Last week, periodicals predicted that China and India would withstand the worldwide market crash. They hadn’t bargained for the weather. After the worst January storms, ever, in China, Time’s Simon Elegant read ominous signs in the snow. ‘China’s Perfect Storm’ led “more than 100,000 buildings to collapse. Some 6,000 vehicles carrying 20,000 passengers were stranded on a highway. Some 100,000 people were without drinking water for several days. An electrical tower collapsed under the weight of the snow, cutting off power for 41 cities and counties.” Some Chinese suspected the government’s hand: “in a country where the public is constantly reminded of the omnipotence of the central government”, it’s easy to blame the leadership “for the weather, too”.
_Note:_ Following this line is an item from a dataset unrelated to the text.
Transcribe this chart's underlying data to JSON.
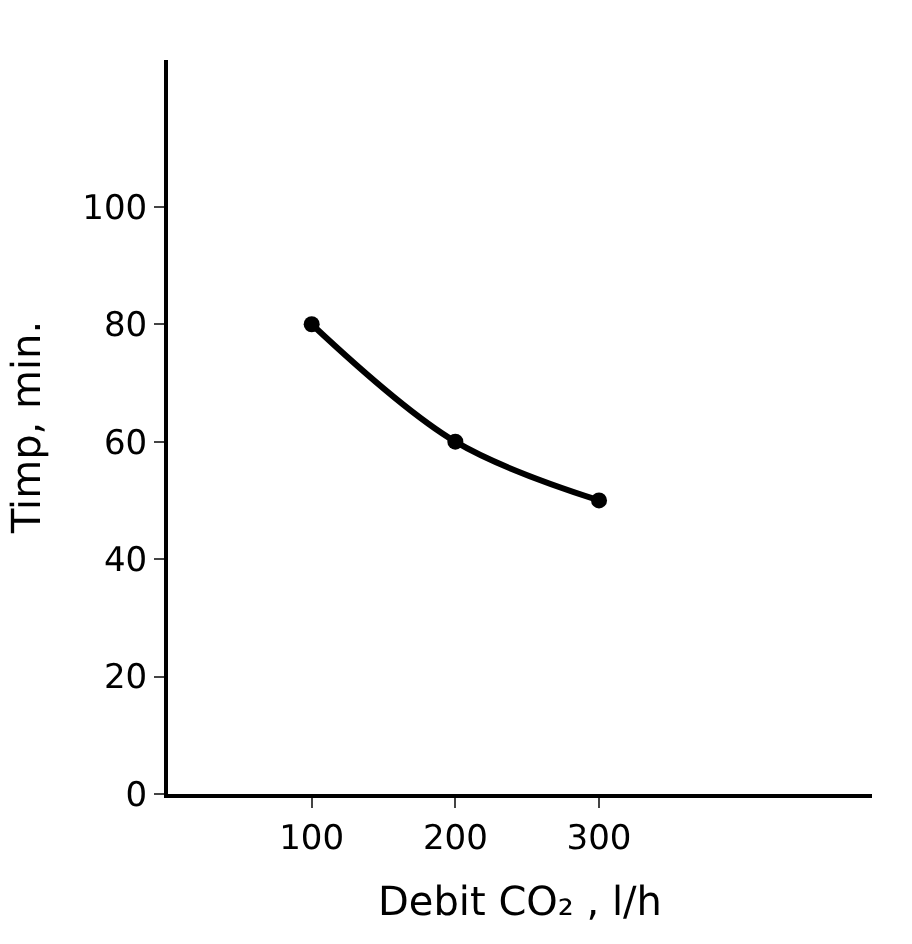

Newsweek’s ‘The Imperfect Storm’, found the economy had caught the chill. “I see all the signs of a boom-bust cycle,” says Robbert van Batenburg, head of research at the New York-based firm Louis Capital Markets in the article. Chief among those threats, he says, “are China’s huge trade imbalance and soaring inflation.”
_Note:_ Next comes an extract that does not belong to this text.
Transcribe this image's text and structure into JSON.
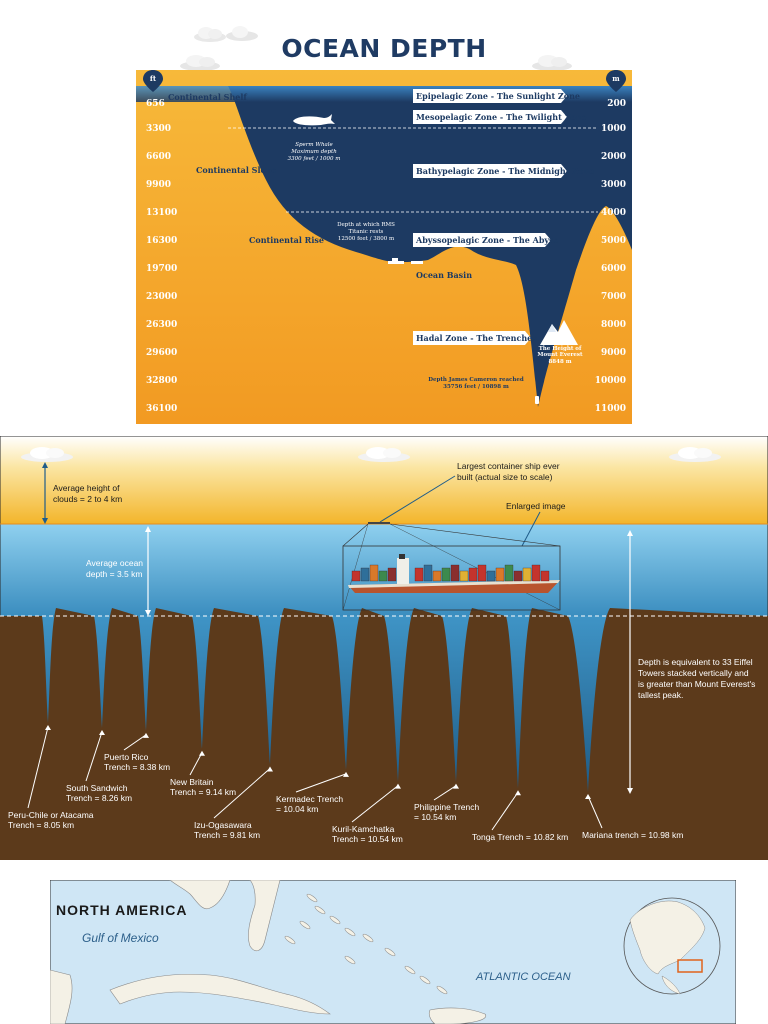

Elsewhere, the news is a little more reassuring. In spite of last week’s suicide bombings, Time finds that President Bush’s deployment of 30,000 additional US troops in Iraq, beginning last January, has decreased the violence. In “The Surge At Year One” Michael Duffy and Mark Kuki say that, “One year and 937 US fatalities later, the surge is a fragile and limited success. (It) has helped stabilize the capital and its surroundings but has yet to spark the political gains that could set the stage for a larger American withdrawal.” The article congratulates American military strategy which, ironically, took a tip or two from Saddam Hussein!